Selanjutnya, pada Januari 2023 jumlah tamu yang menginap berjumlah 317 wisatawan, dengan jumlah wisatawan PP sebanyak 71. Sehingga total wisatawan yang berkunjung adalah 388. Terdiri dari 294 wisatawan lokal dan 94 wisatawan sing. Adapun total omzet yang didapat adalah Rp 117. 225 Juta.
Lalu, pada bulan Februari 2023 tamu menginap berjumlah 250dan tamu PP 76, total tamu yang berkunjung adalah 326. Rinciannya 228 wisatawan lokal dan asing 98 dan total omset 96.450.000.
Akses Menuju Desa Wae Rebo
Untuk sampai di Desa Wae Rebo, para wisatawan atau pengunjung harus melalui tracking yang lumayan jauh dan berat. Kendaraan bermotor tidak memungkinkan untuk melintasi jalanan menuju desa.

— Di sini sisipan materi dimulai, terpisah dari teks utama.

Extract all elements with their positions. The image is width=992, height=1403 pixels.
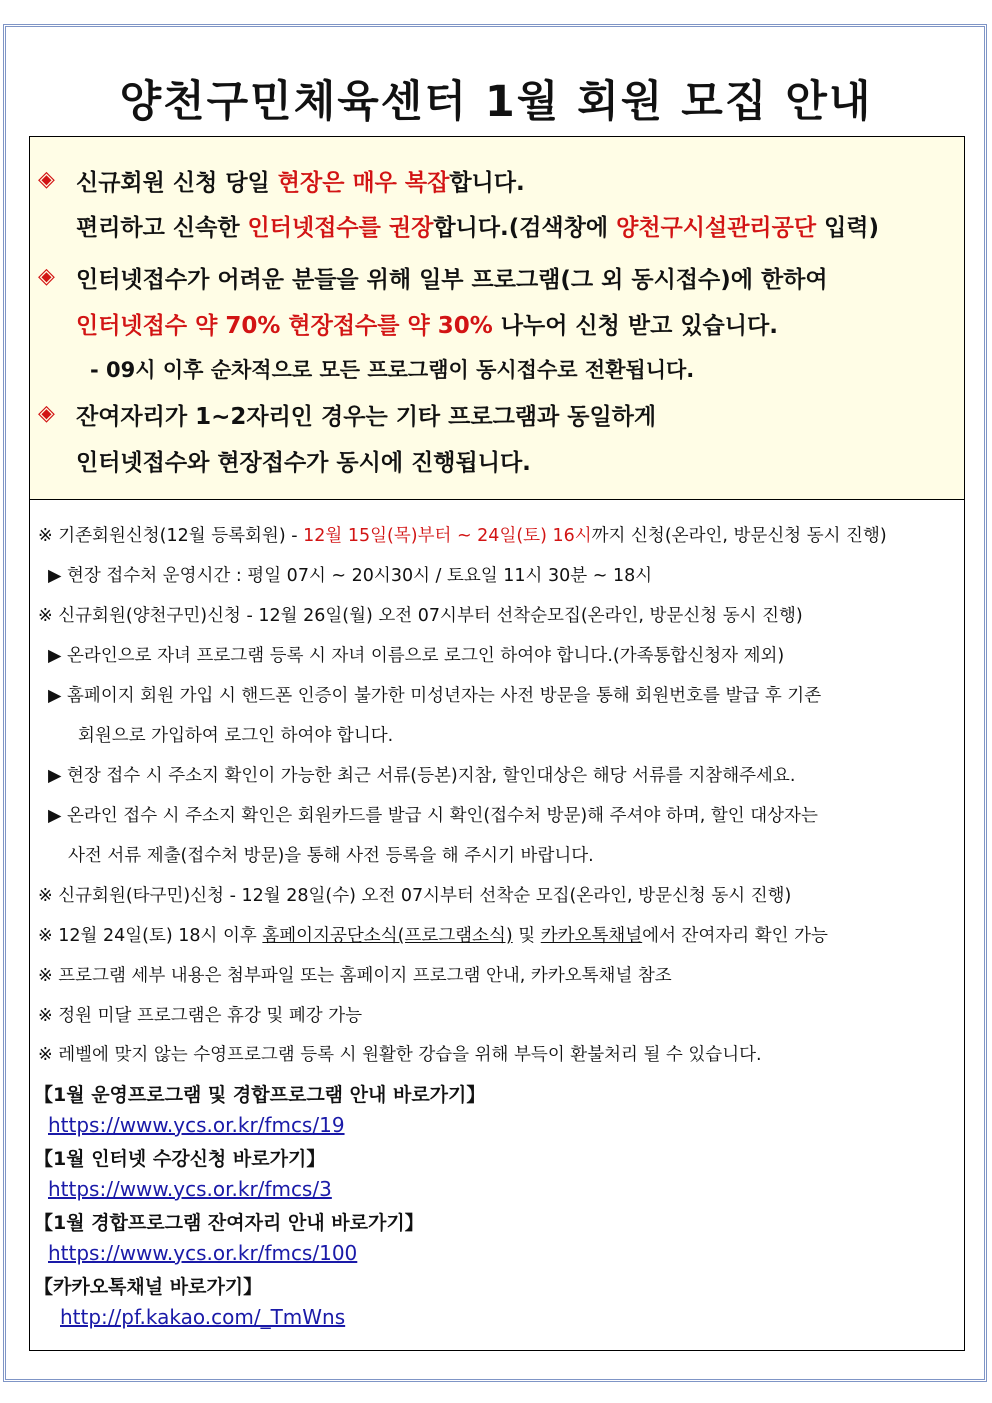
link-header-online-registration: 【1월 인터넷 수강신청 바로가기】 (34, 1148, 326, 1170)
detail-line: ※ 신규회원(양천구민)신청 - 12월 26일(월) 오전 07시부터 선착순모집(온라인, 방문신청 동시 진행) (38, 606, 803, 626)
detail-line: ▶ 현장 접수 시 주소지 확인이 가능한 최근 서류(등본)지참, 할인대상은 해당 서류를 지참해주세요. (48, 766, 796, 786)
detail-line: ※ 12월 24일(토) 18시 이후 홈페이지공단소식(프로그램소식) 및 카카오톡채널에서 잔여자리 확인 가능 (38, 926, 828, 946)
notice-item3-line2: 인터넷접수와 현장접수가 동시에 진행됩니다. (76, 450, 531, 476)
notice-item2-line1: 인터넷접수가 어려운 분들을 위해 일부 프로그램(그 외 동시접수)에 한하여 (76, 267, 828, 293)
notice-item2-line3: - 09시 이후 순차적으로 모든 프로그램이 동시접수로 전환됩니다. (90, 358, 695, 382)
notice-item3-line1: 잔여자리가 1~2자리인 경우는 기타 프로그램과 동일하게 (76, 404, 657, 430)
detail-line: ※ 프로그램 세부 내용은 첨부파일 또는 홈페이지 프로그램 안내, 카카오톡채널 참조 (38, 966, 672, 986)
detail-line: ※ 정원 미달 프로그램은 휴강 및 폐강 가능 (38, 1006, 363, 1026)
detail-line: ※ 신규회원(타구민)신청 - 12월 28일(수) 오전 07시부터 선착순 모집(온라인, 방문신청 동시 진행) (38, 886, 792, 906)
detail-line: ▶ 현장 접수처 운영시간 : 평일 07시 ~ 20시30시 / 토요일 11시 30분 ~ 18시 (48, 566, 653, 586)
kakao-channel-link[interactable]: 카카오톡채널 (540, 926, 643, 946)
notice-item1-line2: 편리하고 신속한 인터넷접수를 권장합니다.(검색창에 양천구시설관리공단 입력) (76, 215, 880, 241)
detail-line: 회원으로 가입하여 로그인 하여야 합니다. (78, 726, 394, 746)
content-box (29, 136, 965, 1351)
homepage-news-link[interactable]: 홈페이지공단소식(프로그램소식) (262, 926, 513, 946)
link-header-kakao: 【카카오톡채널 바로가기】 (34, 1276, 263, 1298)
online-registration-link[interactable]: https://www.ycs.or.kr/fmcs/3 (48, 1177, 332, 1201)
diamond-bullet-icon: ◈ (38, 167, 55, 192)
notice-item2-line2: 인터넷접수 약 70% 현장접수를 약 30% 나누어 신청 받고 있습니다. (76, 313, 778, 339)
kakao-link[interactable]: http://pf.kakao.com/_TmWns (60, 1305, 346, 1329)
detail-line: ※ 레벨에 맞지 않는 수영프로그램 등록 시 원활한 강습을 위해 부득이 환불처리 될 수 있습니다. (38, 1045, 762, 1065)
link-header-programs: 【1월 운영프로그램 및 경합프로그램 안내 바로가기】 (34, 1084, 486, 1106)
notice-item1-line1: 신규회원 신청 당일 현장은 매우 복잡합니다. (76, 170, 525, 196)
detail-line: ▶ 온라인 접수 시 주소지 확인은 회원카드를 발급 시 확인(접수처 방문)해 주셔야 하며, 할인 대상자는 (48, 806, 818, 826)
programs-link[interactable]: https://www.ycs.or.kr/fmcs/19 (48, 1113, 345, 1137)
remaining-seats-link[interactable]: https://www.ycs.or.kr/fmcs/100 (48, 1241, 358, 1265)
detail-line: ▶ 홈페이지 회원 가입 시 핸드폰 인증이 불가한 미성년자는 사전 방문을 통해 회원번호를 발급 후 기존 (48, 686, 822, 706)
notice-panel (30, 137, 964, 500)
diamond-bullet-icon: ◈ (38, 401, 55, 426)
detail-line: ※ 기존회원신청(12월 등록회원) - 12월 15일(목)부터 ~ 24일(토) 16시까지 신청(온라인, 방문신청 동시 진행) (38, 526, 887, 546)
diamond-bullet-icon: ◈ (38, 264, 55, 289)
detail-line: 사전 서류 제출(접수처 방문)을 통해 사전 등록을 해 주시기 바랍니다. (68, 846, 594, 866)
link-header-remaining-seats: 【1월 경합프로그램 잔여자리 안내 바로가기】 (34, 1212, 424, 1234)
page-title: 양천구민체육센터 1월 회원 모집 안내 (119, 77, 873, 127)
detail-line: ▶ 온라인으로 자녀 프로그램 등록 시 자녀 이름으로 로그인 하여야 합니다.(가족통합신청자 제외) (48, 646, 785, 666)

Sebab, lokasi Desa Wae Rebo berada di puncak gunung, berada di ketinggian 1200 meter di bawah permukaan laut.
Pengunjung harus melakukan trekking sekitar 2 jam perjalanan, menyusuri jalur yang masih alami, dan akan terus menanjak. Para wisatawan disarankan untuk menyewa jasa penunjuk jalan. Karena di jalur tracking terdapat jalan yang bercabang.
Terdapat tiga pos yang harus dilalui. Dan di pos terakhir, para pengunjung tidak bisa langsung masuk begitu saja ke Desa Wae Rebo. Terdapat beberapa aturan yang mesti dipatuhi. Salah-satunya harus membunyikan sebuah alat tradisional yang terbuat dari bambu, yang bernama Pepak. Bentuknya sama persis dengan kentongan.
Membunyikan alat tersebut menjadi sebuah isyarat bahwa Desa Wae Rebo sedang kedatangan tamu. Sebuah tradisi yang unik, jauh berbeda dengan nuansa hidup di kota besar.